Tumour tissues as part of the biological sample collection around the world become part of the Mutographs project following strict eligibility criteria, based on pathology examination. This process is part of work package 1 (WP1), led by Paul Brennan and centralised in the International Agency for Research in Cancer (IARC) in France.
Behnoush Abedi-Ardekani (MD) a scientist and pathologist at IARC takes us through the meticulous analysis of Mutographs tissue samples to determine their suitability for sequencing and further analysis at the Wellcome Sanger Institute, UK.
What is pathology and why it is part of Mutographs?
Pathology is a medical specialty which means “studying lesions”. Every disease in our body is caused by the accumulation of toxic factors that eventually affect the integrity and functionality of our cells and their genomic content, leading to symptoms and signs. Clinical symptoms appear when pathological structural and cellular changes have already been established in our body. The ultimate aim of all physicians is the correct diagnosis of disease and appropriate planning for patient management. The pathologists’ aim is the same, with a deeper level of analysis: “studying and interpreting cellular changes at microscopic level”. The pathologist adds this level of information to clinical and radiological data to provide a final diagnosis. The discovery of the microscope in the 19th century led to a revolutionary change to the field of pathology from studying gross pathologies to cellular levels. Today, impressive advances in technology and whole genome sequencing, have shifted the understanding of diseases to the genomic level. Equally, modern pathology is not limited to analysis of cellular and morphological features, but greatly expanded to the analysis, interpretation and integration of these features with molecular data. Molecular pathology is a new era of practice in the field.
Cancer is a chronic disease and pathology has a crucial role in diagnosis, morphological and molecular typing, and guidance of the therapeutic approaches and patient management. The principal role of pathology is the same in both diagnosis and research. While genomic analysis lies at the base of the Mutographs project, pathology is the fundamental part of the process that serves to evaluate the cancer tissues and to confirm their characteristics and suitability for the study.

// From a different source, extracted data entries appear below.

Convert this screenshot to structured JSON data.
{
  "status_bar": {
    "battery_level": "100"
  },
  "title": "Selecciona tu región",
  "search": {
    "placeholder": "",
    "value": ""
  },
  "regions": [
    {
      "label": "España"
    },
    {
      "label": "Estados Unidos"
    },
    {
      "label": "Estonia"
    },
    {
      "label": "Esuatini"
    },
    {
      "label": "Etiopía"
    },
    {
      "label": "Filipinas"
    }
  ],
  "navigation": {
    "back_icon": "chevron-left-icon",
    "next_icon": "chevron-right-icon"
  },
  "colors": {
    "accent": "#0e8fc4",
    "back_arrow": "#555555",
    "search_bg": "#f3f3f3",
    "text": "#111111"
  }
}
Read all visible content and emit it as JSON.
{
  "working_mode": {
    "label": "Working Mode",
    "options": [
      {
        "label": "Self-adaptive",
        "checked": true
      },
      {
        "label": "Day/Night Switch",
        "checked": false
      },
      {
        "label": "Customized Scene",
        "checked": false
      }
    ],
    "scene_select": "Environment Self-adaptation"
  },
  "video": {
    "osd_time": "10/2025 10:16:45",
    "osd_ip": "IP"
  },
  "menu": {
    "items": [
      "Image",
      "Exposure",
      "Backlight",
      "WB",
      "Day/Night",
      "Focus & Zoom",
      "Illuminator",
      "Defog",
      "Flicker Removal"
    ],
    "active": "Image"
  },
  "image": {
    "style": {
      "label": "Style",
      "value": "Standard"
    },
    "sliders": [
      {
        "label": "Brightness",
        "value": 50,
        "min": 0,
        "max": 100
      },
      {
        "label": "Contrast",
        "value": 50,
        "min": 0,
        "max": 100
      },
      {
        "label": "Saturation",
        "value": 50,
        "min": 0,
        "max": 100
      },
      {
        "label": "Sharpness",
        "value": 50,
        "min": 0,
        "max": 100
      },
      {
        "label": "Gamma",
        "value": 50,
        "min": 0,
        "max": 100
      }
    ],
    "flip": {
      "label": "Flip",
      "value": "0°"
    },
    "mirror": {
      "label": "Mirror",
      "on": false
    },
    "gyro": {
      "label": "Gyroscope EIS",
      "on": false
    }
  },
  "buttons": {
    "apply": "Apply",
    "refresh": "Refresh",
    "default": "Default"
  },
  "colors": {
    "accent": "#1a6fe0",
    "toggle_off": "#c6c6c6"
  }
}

Pathology workflow of Mutographs samples at IARC
Mutographs aims to analyse the genomic data of 5000 cancers, from five cancer types. Around 40 collaborating centers distributed in five continents are recruiting patients and collecting their biological material, including a piece of cancer tissue. The collected tissues are preserved frozen, stored in local centers and shipped to IARC in appropriate and regular timetables for microscopic examination and extraction of genomic content (DNA) of eligible ones. In a medical set up, we don’t freeze tissues for the purpose of diagnosis, but research needs go further than microscopy alone and we know that the genomic content of cells is better preserved when frozen. As a result, the Mutographs’ tissue samples must be examined frozen, which is much more challenging for the pathologist than the routine practice of analysing fixed tissues.
Let’s follow the journey of Mutographs’s biological material, specifically the cancer tissues, through their processing and evaluation at IARC:
When the biological material arrives at IARC, it is transferred to deep-freezing storage.
Then the tissues are gradually taken to the pathology lab, where they are prepared for analysis. The frozen tissues are sectioned by cryostat: a sharp blade in a cold chamber at -30°C. The ultrathin sections 3μm thick are placed on labelled glass slides. The remaining tissue is kept in a frozen block and are stored back in the freezer.
In order to visualise the details of the ultrathin sections of tissue on the slides, they need to be stained. The routine and first level staining for all tissues is called H&E and consists of Hematoxylin and Eosin that create a contrast between cellular components. Hematoxylin stains the nuclei blue and Eosin stains tha cytoplasm of the cells and the extracellular matrix of tissues pink. The intensity of the colours, the ratio between them and their distribution in the tissue provides valuable information, vital for pathologists to provide a diagnosis.
The high quality images are then analysed in fine detail by a team of pathologists with specific expertise. The Mutographs pathology workflow is led by Bahnoush Abedi-Ardekani. She oversees the entire process and provides microscopic reports of the tissues in collaboration with a team of eight external pathologists: six gastrointestinal pathologists and two nephropathologists. Each cancer tissue sample is examined and reported by one pathologist and a randomly selected 20% of samples are independently examined and reported by two experts. Every pathologist has the option of consulting for a second opinion through the web-based pathology report platform. Any disagreement between the analyses is resolved by seeking a third report or a re-examination and discussion session.
The samples with a confirmed morphological type with at least 50% viable cells are selected and a list is sent to the biobank.
Finally, those samples containing at least 800 ng of DNA are kept and the DNA shipped to the Wellcome Sanger Institute in the UK for whole genome sequencing and analysis. Pathology examination and genomics complement each other to drive forward cancer research.